You are right to worry about what we're supposed to do with this imperfect data. I don't see it as a mandate for a specific policy. I see it as a tool that reframes the problem. It suggests we should be less concerned with just "catching cheaters" and more concerned with designing assignments and tools that explicitly demand the kind of cognitive integration that lights up the brain. Which is why I write "We must teach students not just how to use these tools, but how, when and why."
So, while nothing has been "proven" definitively, I don't think it's true that "nothing has been learned." We've simply replaced a general suspicion with a specific, albeit preliminary, overview of the cognitive firing, and sometimes lack thereof. And that feels like a necessary first step.

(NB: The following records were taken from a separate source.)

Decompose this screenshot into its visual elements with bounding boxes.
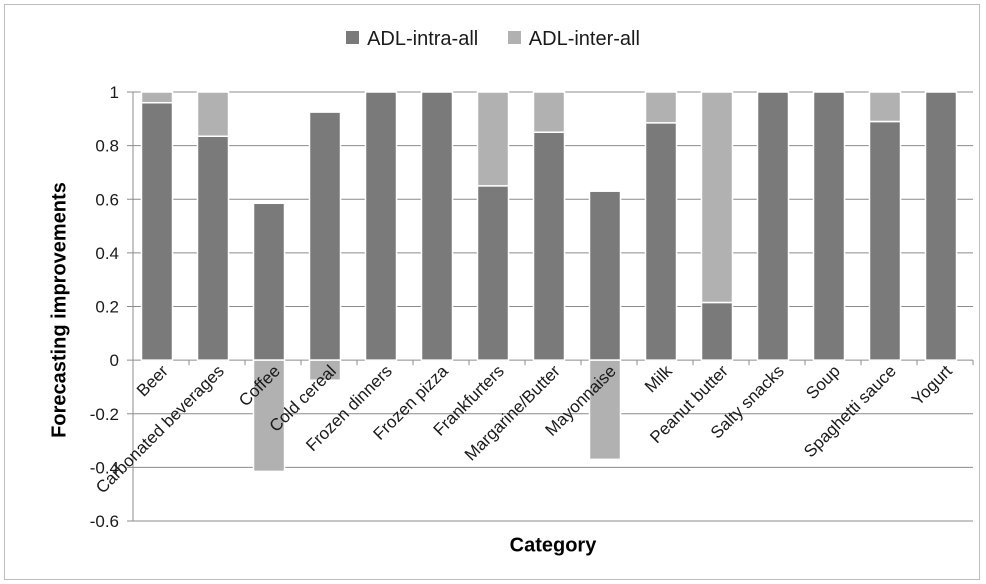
bar-intra-5 [420,91,454,361]
bar-intra-11 [756,91,790,361]
x-tick-label: Yogurt [908,361,956,409]
bar-inter-6 [476,91,510,187]
bar-intra-8 [588,190,622,361]
bar-intra-3 [308,111,342,361]
y-tick-label: -0.6 [90,512,119,531]
bar-inter-1 [196,91,230,137]
legend-swatch-intra [346,31,360,45]
bar-intra-14 [924,91,958,361]
y-tick-label: -0.4 [90,458,119,477]
x-tick-label: Milk [641,361,676,396]
y-tick-label: -0.2 [90,405,119,424]
bar-intra-7 [532,131,566,361]
bar-inter-2 [252,359,286,473]
y-axis-title: Forecasting improvements [48,182,71,438]
bar-intra-6 [476,185,510,361]
bar-intra-9 [644,122,678,361]
y-tick-label: 0.8 [95,137,119,156]
bar-inter-3 [308,359,342,381]
y-tick-label: 0.6 [95,190,119,209]
bar-intra-1 [196,135,230,361]
legend-item-inter: ADL-inter-all [507,28,640,51]
legend: ADL-intra-all ADL-inter-all [0,28,986,51]
bar-intra-12 [812,91,846,361]
bar-inter-13 [868,91,902,123]
legend-swatch-inter [507,31,521,45]
y-tick-label: 1 [110,83,119,102]
y-tick-label: 0 [110,351,119,370]
bar-intra-10 [700,301,734,361]
legend-label-inter: ADL-inter-all [528,28,640,51]
bar-intra-4 [364,91,398,361]
bar-inter-8 [588,359,622,461]
bar-inter-10 [700,91,734,304]
legend-item-intra: ADL-intra-all [346,28,478,51]
bar-intra-0 [140,101,174,361]
y-tick-label: 0.2 [95,298,119,317]
x-tick-label: Soup [802,362,844,404]
bar-inter-0 [140,91,174,104]
bar-intra-2 [252,202,286,361]
x-tick-label: Beer [133,361,172,400]
x-tick-label: Margarine/Butter [461,361,564,464]
x-axis-title: Category [509,534,597,557]
bar-inter-7 [532,91,566,133]
legend-label-intra: ADL-intra-all [367,28,479,51]
bar-intra-13 [868,120,902,361]
bar-inter-9 [644,91,678,124]
y-tick-label: 0.4 [95,244,119,263]
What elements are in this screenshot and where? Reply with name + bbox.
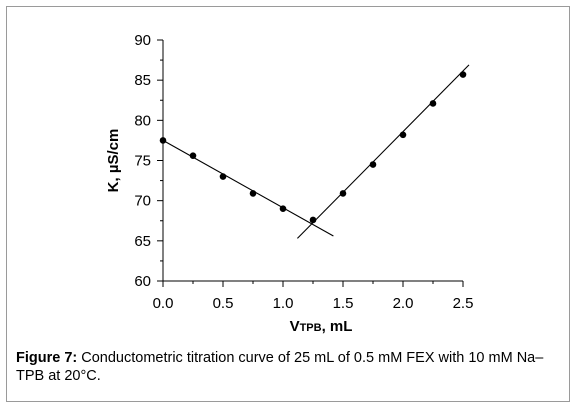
- x-tick-label: 1.5: [333, 295, 354, 312]
- data-point: [399, 131, 407, 139]
- x-axis-label-sub: TPB: [300, 322, 322, 334]
- data-point: [429, 100, 437, 107]
- fit-lines: [162, 64, 470, 239]
- y-tick-label: 60: [134, 273, 151, 290]
- y-tick-label: 70: [134, 193, 151, 210]
- data-point: [189, 152, 197, 159]
- y-tick-label: 85: [134, 72, 151, 89]
- data-point: [279, 205, 287, 212]
- x-axis-label: VTPB, mL: [290, 318, 353, 335]
- fit-line: [297, 64, 470, 239]
- y-tick-label: 80: [134, 112, 151, 129]
- x-tick-label: 1.0: [273, 295, 294, 312]
- data-point: [219, 173, 227, 180]
- chart-axes: [157, 39, 464, 287]
- data-point: [369, 161, 377, 168]
- caption-text: Conductometric titration curve of 25 mL …: [16, 350, 544, 384]
- caption-label: Figure 7:: [16, 350, 78, 366]
- y-tick-label: 90: [134, 32, 151, 49]
- data-point: [459, 71, 467, 78]
- y-axis-label: K, µS/cm: [105, 129, 122, 193]
- x-tick-label: 0.0: [153, 295, 174, 312]
- fit-line: [162, 139, 334, 237]
- data-points: [159, 71, 467, 224]
- data-point: [309, 216, 317, 224]
- data-point: [159, 137, 167, 144]
- x-tick-label: 2.0: [393, 295, 414, 312]
- y-tick-label: 75: [134, 153, 151, 170]
- tick-labels: 60 65 70 75 80 85 90 0.0 0.5 1.0 1.5 2.0 2.5: [134, 32, 473, 312]
- figure-caption: Figure 7: Conductometric titration curve…: [16, 349, 564, 385]
- x-axis-label-rest: , mL: [322, 318, 353, 335]
- figure-frame: [6, 6, 570, 402]
- data-point: [339, 190, 347, 197]
- x-axis-label-main: V: [290, 318, 300, 335]
- y-tick-label: 65: [134, 233, 151, 250]
- data-point: [249, 190, 257, 197]
- x-tick-label: 0.5: [213, 295, 234, 312]
- x-tick-label: 2.5: [453, 295, 474, 312]
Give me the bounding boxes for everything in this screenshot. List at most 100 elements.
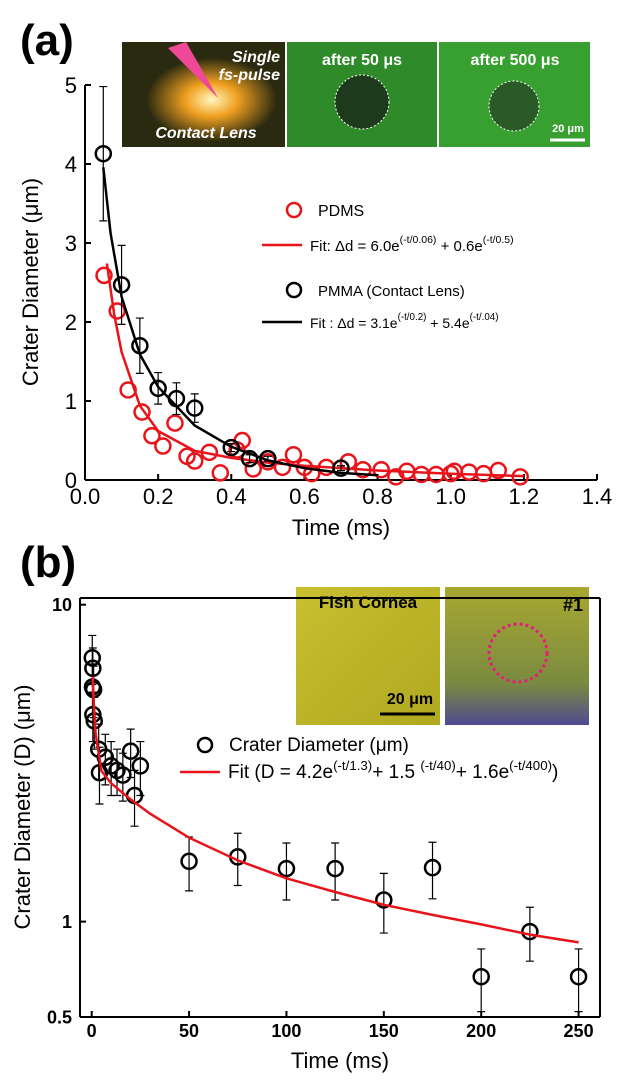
legend-label: Crater Diameter (μm) — [229, 735, 409, 756]
legend-text: + 1.6e — [456, 762, 509, 783]
legend-text: PDMS — [318, 203, 364, 220]
x-tick-label: 0.2 — [143, 484, 174, 509]
inset-label: Single — [232, 49, 280, 66]
data-point — [284, 445, 303, 464]
data-point — [166, 414, 184, 432]
data-point — [277, 859, 296, 878]
legend-text: Fit : Δd = 3.1e — [310, 315, 398, 331]
y-tick-label: 4 — [65, 152, 77, 177]
error-bar — [185, 836, 194, 892]
inset-images-b: Fish Cornea 20 μm #1 — [296, 587, 589, 725]
x-axis-title: Time (ms) — [291, 1048, 389, 1073]
data-point — [185, 452, 204, 470]
legend-text: + 0.6e — [436, 238, 482, 255]
x-tick-label: 0.4 — [216, 484, 247, 509]
legend-superscript: (-t/1.3) — [333, 758, 372, 773]
data-point — [94, 144, 113, 163]
x-tick-label: 250 — [564, 1021, 594, 1041]
data-point — [375, 891, 393, 909]
fit-line — [105, 263, 524, 478]
legend-text: + 1.5 — [372, 762, 420, 783]
error-bar — [135, 317, 144, 374]
legend-label: Fit: Δd = 6.0e(-t/0.06) + 0.6e(-t/0.5) — [310, 234, 514, 255]
x-tick-label: 100 — [271, 1021, 301, 1041]
data-point — [423, 858, 442, 877]
data-point — [273, 458, 292, 477]
legend-label: Fit (D = 4.2e(-t/1.3)+ 1.5 (-t/40)+ 1.6e… — [228, 758, 558, 783]
data-point — [472, 967, 490, 986]
error-bar — [428, 841, 437, 900]
error-bar — [99, 85, 108, 222]
error-bar — [172, 382, 181, 416]
error-bar — [337, 465, 345, 472]
data-point — [185, 399, 204, 417]
legend-text: Crater Diameter (μm) — [229, 735, 409, 756]
data-point — [332, 459, 350, 477]
inset-label: after 50 μs — [322, 52, 402, 69]
y-axis-title: Crater Diameter (μm) — [18, 178, 43, 386]
legend-marker — [285, 281, 303, 299]
panel-label: (a) — [20, 16, 74, 65]
fit-line — [102, 167, 378, 477]
data-point — [489, 461, 508, 480]
error-bar — [130, 769, 139, 827]
data-point — [143, 427, 161, 445]
data-point — [244, 460, 262, 478]
chart-panel: (a) Crater Diameter (μm) Time (ms) 0.0 0.2 0.… — [18, 16, 612, 540]
image-fish-cornea — [296, 587, 440, 725]
crater-circle — [487, 622, 549, 684]
x-tick-label: 1.4 — [582, 484, 613, 509]
legend-text: Fit: Δd = 6.0e — [310, 238, 400, 255]
y-tick-label: 2 — [65, 310, 77, 335]
x-tick-label: 0.6 — [289, 484, 320, 509]
legend-superscript: (-t/0.2) — [398, 312, 427, 323]
fit-line — [91, 676, 579, 944]
legend-superscript: (-t/.04) — [470, 312, 499, 323]
y-tick-label: 1 — [62, 912, 72, 932]
x-tick-label: 50 — [179, 1021, 199, 1041]
data-point — [211, 464, 230, 482]
data-point — [460, 463, 478, 481]
inset-label: 20 μm — [387, 691, 433, 708]
y-tick-label: 5 — [65, 73, 77, 98]
x-tick-label: 1.0 — [435, 484, 466, 509]
panel-label: (b) — [20, 538, 76, 587]
legend-superscript: (-t/400) — [509, 758, 552, 773]
chart-panel: (b) Crater Diameter (D) (μm) Time (ms) 0 50 1… — [10, 538, 601, 1073]
image-cornea-1 — [445, 587, 589, 725]
crater-circle — [488, 80, 540, 132]
x-tick-label: 200 — [466, 1021, 496, 1041]
x-tick-label: 0.0 — [70, 484, 101, 509]
y-tick-label: 1 — [65, 389, 77, 414]
inset-label: Contact Lens — [155, 125, 256, 142]
laser-cone — [168, 42, 218, 98]
data-point — [521, 922, 539, 941]
data-point — [121, 742, 140, 760]
inset-label: #1 — [563, 595, 583, 615]
y-tick-label: 0 — [65, 468, 77, 493]
error-bar — [331, 842, 340, 901]
legend-label: Fit : Δd = 3.1e(-t/0.2) + 5.4e(-t/.04) — [310, 312, 498, 331]
inset-images-a: Single fs-pulse Contact Lens after 50 μs… — [122, 42, 590, 147]
data-point — [222, 438, 241, 457]
legend-text: + 5.4e — [426, 315, 469, 331]
y-tick-label: 10 — [52, 595, 72, 615]
data-point — [240, 449, 259, 468]
x-tick-label: 0 — [87, 1021, 97, 1041]
x-axis-title: Time (ms) — [292, 515, 390, 540]
error-bar — [136, 740, 145, 797]
error-bar — [477, 948, 486, 1013]
data-point — [95, 266, 113, 285]
inset-label: after 500 μs — [471, 52, 560, 69]
inset-label: Fish Cornea — [319, 593, 418, 612]
data-point — [180, 852, 198, 871]
data-point — [108, 302, 126, 320]
crater-circle — [334, 74, 390, 130]
data-point — [149, 379, 167, 398]
error-bar — [379, 872, 388, 934]
data-point — [133, 403, 151, 421]
legend-text: Fit (D = 4.2e — [228, 762, 333, 783]
legend-text: PMMA (Contact Lens) — [318, 283, 465, 300]
data-point — [131, 757, 150, 775]
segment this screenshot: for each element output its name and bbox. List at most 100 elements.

Well you are an optimist. I spent many years back at Johns Hopkins looking at brains playing music, listening to music, being surprised by music, and I'm more suspicious than the usual technology and how we've come to intuit it all (brains lighting up!) than anything else. I appreciate (truly) your optimism. I think there are different ways to think about what will happen to different groups in working with LLMs differently, over time.
I'm currently reviewing Adam Zeman's work on imagination and aphantasia. So I'm steeped in the brains and our misconceptions. 10 years ago nobody knew about aphantasia. Some of us embed all of our imagination in language. Some don't. Are those of us who do more immune to whatever is going on with LLMs than others? These are more interesting questions to me.
Oh, I think I am pessimistic about humanity. I see many instances of laziness, giving over cognitive faculties to the LLM, presenting the work, without scrutinizing it and not building the knowledge. I am very worried about this.
The work you are doing is very interesting. This could be impactful on many levels. I will look at Adam Zeman's work and look forward to learning more from yours.
I'll chime in to add that this work - esp the EEG results - is aligned with a voluminous literature on memory and learning that goes back many many decades and precedes fancy measurement tools. So those of us in or adjacent to the cognitive science world definitely would have anticipated this, not because of priors with students, but because of priors in research. I think the ownership/memory findings are predictable as well, but I am thinking about the implications those findings might have more broadly - if I get somewhere interesting, will share.
Personally, I'd much rather write my own thoughts than let a machine generate them for me. We need to revise the goals of pedagogy. Grading students creates an artificial goal to achieve, thus encouraging taking shortcuts and even outright cheating. This isn't a new problem. How often have we heard that a student might be especially adept at passing tests, but is otherwise mediocre? Conversely, how often have we seen someone who is weak at test taking suddenly shine in more substantive areas?
//
"The MIT study is not merely about pedagogy. It is about sovereignty of thought".
Ah, but that begins with pedagogy! It brings to mind memories of my grade school days, with teachers sternly demanding obedience above all else. I've been told this is no longer the case, yet we still use much of the same methodology and expectations designed to induce conformity over thinking for oneself - that is, sovereignty of thought.
//
"The solution is not prohibition. It is reorientation. We must build systems that enhance engagement, not mute it. We must teach students not just how to use these tools, but how, when and why".
That reorientation will necessitate transforming the grade motive to something more substantive. I don't know exactly what or how, but grade seeking is problematic in its own right, and severely exacerbated by the advent of AI.